= Ashley Mary Nunes =

Ashley Mary Nunes is an American horror actress, producer, and model.

== Early life ==
Nunes earned a Psychology degree from California State University, Stanislaus and worked as a Probation Counselor.

== Career ==
Nunes will be featured in the upcoming Grindhouse horror film Death Ward 13 with former Misfit’s Guitarist Doyle Wolfgang von Frankenstein, and directed by Todd Nunes. She will also star as "Lori" in the 2018 horror film Safe Place alongside co-stars Genoveva Rossi, Lloyd Kaufman, and James R Taylor.

Ashley Mary Nunes starred in the Holiday horror slasher All Through The House (2015) featuring Jessica Cameron and written and directed by Todd Nunes. The film was produced by Los Angeles-based The Readmond Company and received several film festival awards and nominations.

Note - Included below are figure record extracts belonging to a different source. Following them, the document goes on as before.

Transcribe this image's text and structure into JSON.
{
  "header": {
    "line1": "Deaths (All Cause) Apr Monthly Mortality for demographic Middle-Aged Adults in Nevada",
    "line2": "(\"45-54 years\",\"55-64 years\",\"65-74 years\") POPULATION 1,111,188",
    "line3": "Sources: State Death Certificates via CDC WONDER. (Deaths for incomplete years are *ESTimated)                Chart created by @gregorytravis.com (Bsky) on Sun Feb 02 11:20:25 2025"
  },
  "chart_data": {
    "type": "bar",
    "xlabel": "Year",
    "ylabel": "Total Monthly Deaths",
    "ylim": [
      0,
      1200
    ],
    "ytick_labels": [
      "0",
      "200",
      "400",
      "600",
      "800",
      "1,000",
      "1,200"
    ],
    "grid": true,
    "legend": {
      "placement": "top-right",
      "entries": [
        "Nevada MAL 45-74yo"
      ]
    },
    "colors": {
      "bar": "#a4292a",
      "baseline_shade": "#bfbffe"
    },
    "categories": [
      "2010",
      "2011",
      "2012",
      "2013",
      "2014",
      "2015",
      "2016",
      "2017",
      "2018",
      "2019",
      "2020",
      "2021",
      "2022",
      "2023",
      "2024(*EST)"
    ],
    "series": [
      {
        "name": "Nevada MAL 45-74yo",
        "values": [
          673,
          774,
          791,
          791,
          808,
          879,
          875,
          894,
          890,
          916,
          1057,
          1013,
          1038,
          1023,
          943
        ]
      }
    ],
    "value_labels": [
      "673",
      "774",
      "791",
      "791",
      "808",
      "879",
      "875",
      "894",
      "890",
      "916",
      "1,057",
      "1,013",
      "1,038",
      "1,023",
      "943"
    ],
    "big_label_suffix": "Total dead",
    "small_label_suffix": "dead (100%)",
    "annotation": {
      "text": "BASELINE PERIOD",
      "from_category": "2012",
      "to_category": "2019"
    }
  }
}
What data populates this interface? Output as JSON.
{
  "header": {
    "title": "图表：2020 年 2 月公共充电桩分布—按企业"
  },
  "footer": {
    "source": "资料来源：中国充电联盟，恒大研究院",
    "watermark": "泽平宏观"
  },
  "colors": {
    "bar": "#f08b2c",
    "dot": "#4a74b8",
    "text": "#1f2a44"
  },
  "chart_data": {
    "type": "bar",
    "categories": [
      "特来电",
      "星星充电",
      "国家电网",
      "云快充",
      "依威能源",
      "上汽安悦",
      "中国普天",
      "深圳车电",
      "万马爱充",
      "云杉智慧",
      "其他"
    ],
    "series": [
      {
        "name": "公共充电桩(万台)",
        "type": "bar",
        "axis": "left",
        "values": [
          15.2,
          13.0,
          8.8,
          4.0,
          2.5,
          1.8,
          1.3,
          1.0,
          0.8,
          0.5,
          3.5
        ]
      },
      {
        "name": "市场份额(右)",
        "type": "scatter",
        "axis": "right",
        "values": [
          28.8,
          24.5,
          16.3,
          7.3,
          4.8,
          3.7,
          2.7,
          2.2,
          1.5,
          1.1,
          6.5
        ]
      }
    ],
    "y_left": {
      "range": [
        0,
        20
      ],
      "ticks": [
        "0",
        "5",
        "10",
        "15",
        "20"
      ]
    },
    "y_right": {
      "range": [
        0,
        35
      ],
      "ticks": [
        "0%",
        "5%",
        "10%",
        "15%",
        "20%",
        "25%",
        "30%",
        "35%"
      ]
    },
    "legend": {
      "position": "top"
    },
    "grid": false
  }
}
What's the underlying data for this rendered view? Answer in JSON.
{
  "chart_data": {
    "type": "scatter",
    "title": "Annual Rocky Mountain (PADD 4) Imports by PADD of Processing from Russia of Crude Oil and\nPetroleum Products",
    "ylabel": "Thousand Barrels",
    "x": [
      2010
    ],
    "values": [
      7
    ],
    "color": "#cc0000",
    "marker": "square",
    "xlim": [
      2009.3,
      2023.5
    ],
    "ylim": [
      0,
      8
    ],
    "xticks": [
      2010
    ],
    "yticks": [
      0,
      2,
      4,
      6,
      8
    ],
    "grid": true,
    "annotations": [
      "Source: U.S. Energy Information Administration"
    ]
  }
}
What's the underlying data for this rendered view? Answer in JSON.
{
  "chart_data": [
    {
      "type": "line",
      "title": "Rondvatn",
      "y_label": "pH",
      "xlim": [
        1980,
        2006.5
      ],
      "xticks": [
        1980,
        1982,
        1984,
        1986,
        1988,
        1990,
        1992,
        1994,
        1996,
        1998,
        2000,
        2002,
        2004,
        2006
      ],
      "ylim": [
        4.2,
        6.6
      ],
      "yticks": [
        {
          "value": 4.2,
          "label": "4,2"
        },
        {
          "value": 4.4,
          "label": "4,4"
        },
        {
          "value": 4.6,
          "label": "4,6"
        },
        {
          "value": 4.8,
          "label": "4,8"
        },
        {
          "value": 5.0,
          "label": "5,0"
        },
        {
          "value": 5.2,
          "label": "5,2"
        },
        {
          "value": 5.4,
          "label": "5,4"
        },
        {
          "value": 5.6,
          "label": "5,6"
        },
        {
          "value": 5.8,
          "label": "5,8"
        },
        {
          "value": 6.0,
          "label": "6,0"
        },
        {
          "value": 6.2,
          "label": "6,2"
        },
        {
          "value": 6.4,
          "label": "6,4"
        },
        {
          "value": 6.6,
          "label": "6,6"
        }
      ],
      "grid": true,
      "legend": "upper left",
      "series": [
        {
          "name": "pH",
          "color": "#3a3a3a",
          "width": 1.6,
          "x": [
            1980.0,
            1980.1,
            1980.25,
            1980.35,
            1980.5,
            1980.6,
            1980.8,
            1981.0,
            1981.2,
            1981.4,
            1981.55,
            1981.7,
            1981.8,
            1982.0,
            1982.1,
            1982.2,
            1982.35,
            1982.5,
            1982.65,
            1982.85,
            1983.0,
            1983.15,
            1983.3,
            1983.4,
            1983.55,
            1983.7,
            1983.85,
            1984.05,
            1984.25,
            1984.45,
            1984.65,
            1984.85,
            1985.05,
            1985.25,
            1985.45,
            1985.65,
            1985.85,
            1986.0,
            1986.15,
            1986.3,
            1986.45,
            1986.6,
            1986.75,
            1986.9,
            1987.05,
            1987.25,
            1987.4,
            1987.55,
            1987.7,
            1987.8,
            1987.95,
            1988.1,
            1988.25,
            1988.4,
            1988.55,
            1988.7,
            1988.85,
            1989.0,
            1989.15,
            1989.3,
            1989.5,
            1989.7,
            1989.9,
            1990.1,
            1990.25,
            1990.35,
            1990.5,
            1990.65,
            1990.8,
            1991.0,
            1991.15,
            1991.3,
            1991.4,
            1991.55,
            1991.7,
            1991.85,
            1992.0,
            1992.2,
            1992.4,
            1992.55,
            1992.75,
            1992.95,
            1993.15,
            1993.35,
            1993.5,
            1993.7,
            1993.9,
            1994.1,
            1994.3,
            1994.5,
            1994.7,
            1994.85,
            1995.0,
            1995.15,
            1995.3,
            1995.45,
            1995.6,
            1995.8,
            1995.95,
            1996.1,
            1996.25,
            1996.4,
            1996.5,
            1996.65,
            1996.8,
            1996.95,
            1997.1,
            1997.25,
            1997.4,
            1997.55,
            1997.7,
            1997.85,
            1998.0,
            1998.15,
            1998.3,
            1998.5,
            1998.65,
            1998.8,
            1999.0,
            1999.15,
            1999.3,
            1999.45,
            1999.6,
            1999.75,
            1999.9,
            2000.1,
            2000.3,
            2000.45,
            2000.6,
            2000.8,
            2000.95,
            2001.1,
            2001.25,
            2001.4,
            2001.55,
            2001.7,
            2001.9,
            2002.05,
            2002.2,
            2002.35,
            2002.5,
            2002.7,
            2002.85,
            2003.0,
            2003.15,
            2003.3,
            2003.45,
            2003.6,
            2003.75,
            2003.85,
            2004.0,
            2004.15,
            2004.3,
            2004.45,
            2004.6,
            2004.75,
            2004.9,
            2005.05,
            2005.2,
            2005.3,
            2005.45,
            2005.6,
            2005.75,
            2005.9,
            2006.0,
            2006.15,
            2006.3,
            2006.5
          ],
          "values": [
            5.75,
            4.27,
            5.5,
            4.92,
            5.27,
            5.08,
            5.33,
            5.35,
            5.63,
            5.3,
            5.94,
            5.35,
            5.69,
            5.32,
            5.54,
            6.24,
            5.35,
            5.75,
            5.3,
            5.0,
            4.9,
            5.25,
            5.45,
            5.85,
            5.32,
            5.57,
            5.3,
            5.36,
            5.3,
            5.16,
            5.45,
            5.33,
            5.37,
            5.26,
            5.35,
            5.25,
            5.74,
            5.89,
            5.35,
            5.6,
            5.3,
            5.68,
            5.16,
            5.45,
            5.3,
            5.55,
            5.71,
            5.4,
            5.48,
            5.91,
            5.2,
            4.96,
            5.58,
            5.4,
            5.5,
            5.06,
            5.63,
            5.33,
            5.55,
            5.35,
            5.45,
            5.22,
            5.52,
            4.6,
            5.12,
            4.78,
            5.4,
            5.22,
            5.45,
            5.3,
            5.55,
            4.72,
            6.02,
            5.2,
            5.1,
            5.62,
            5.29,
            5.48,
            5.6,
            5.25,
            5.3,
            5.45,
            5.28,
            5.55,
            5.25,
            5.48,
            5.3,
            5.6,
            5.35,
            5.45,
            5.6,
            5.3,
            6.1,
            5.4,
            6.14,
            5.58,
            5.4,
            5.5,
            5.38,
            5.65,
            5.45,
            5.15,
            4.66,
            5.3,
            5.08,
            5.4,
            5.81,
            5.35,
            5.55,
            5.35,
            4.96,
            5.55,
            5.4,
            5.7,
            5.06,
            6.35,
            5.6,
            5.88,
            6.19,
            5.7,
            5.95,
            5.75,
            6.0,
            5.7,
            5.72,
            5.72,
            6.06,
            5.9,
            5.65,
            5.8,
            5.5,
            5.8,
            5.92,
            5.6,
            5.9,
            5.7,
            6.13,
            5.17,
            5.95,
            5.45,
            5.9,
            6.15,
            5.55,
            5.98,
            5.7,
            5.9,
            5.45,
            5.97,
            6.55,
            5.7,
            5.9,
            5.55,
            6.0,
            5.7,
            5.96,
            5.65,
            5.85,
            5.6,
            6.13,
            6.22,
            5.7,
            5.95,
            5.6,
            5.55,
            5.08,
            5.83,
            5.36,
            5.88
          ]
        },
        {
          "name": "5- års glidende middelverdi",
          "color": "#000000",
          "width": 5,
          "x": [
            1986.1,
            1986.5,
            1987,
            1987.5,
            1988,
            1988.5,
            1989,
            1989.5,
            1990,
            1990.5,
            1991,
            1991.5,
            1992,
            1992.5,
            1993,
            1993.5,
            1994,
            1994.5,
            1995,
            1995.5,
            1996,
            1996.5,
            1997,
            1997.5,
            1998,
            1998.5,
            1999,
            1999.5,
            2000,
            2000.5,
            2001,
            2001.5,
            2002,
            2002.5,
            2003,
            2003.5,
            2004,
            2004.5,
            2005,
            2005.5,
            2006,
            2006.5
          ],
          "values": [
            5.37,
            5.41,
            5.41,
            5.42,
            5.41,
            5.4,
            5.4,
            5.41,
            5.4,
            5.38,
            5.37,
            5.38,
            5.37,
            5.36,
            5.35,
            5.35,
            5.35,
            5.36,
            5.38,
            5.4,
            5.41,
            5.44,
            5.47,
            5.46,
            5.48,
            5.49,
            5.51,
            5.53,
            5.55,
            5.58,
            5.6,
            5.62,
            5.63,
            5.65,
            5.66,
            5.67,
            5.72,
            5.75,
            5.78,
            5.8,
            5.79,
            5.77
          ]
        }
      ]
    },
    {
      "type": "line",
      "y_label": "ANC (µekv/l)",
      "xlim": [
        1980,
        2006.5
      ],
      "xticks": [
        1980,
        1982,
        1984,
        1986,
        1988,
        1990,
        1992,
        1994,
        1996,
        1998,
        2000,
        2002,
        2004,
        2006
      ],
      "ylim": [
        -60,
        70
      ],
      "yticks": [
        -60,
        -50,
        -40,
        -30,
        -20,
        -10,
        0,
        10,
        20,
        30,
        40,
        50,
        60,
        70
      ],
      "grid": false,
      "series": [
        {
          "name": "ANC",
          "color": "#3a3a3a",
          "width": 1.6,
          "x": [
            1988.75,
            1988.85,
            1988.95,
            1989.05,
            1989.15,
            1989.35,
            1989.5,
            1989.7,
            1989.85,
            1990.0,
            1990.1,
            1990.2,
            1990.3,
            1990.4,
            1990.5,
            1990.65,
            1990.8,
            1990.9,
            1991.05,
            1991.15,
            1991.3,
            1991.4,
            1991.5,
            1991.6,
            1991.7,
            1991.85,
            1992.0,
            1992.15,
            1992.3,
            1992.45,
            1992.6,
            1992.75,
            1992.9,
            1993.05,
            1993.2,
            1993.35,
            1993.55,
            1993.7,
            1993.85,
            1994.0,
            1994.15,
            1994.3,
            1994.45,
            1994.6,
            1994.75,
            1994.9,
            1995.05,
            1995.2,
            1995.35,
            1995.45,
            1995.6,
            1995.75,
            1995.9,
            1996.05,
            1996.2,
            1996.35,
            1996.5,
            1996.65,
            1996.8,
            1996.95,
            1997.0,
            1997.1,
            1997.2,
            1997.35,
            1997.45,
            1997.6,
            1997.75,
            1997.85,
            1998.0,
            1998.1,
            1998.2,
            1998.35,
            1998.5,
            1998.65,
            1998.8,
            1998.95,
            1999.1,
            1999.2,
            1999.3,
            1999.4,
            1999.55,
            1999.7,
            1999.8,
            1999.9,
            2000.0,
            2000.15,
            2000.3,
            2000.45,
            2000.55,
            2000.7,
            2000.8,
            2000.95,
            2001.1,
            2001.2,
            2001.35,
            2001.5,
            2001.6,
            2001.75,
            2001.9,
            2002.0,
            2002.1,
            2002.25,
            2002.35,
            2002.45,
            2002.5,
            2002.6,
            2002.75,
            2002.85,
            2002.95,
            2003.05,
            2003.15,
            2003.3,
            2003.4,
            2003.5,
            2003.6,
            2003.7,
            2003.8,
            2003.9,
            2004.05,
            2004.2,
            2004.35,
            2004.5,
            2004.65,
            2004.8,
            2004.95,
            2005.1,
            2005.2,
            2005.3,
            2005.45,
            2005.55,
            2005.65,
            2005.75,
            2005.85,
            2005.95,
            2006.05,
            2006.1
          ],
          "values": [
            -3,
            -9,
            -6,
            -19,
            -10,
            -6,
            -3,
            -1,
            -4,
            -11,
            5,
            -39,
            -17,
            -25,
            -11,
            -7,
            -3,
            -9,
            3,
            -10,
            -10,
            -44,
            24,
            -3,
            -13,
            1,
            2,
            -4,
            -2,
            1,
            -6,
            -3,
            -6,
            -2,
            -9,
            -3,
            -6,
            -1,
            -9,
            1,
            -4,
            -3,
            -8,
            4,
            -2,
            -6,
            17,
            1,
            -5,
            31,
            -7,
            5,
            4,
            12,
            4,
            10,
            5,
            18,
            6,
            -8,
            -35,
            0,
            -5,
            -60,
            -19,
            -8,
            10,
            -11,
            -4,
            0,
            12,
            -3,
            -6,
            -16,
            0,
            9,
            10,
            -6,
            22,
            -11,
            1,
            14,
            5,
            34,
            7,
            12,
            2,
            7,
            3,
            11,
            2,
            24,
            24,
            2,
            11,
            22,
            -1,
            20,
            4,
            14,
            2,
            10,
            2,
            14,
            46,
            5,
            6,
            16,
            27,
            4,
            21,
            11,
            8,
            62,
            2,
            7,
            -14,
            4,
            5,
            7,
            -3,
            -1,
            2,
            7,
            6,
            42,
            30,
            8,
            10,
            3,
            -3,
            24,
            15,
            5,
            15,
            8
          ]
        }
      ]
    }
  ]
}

Ashley Mary Nunes starred in the horror slasher Scary Larry, written and co-directed by Todd Nunes, and she appeared in Fangorias horror/thriller feature, Inhuman Resources (2012) directed by Daniel Krige.

Ashley Mary Nunes appeared in Season 1 of the SyFy Channel's Robot Combat League, a robot fighting competition hosted by professional wrestler Chris Jericho. Nunes and her fighting partner Kyle Samuelson operated the robot Steampunk and made it to the championship finals (Ep. 9). They were defeated by the father/daughter team of Dave and Amber Shinsel and their robot Crash.

==Awards and nominations==
- 2nd Place Award Best Actress (Ashley Mary Nunes), All Through The House, The Action on Film International Film Festival, USA (2016)
- Nominated Best Ensemble, All Through The House, RIP Horror Film Festival, USA (2015)

==Personal life==
Nunes is the sister of horror film screenwriter and director Todd Nunes.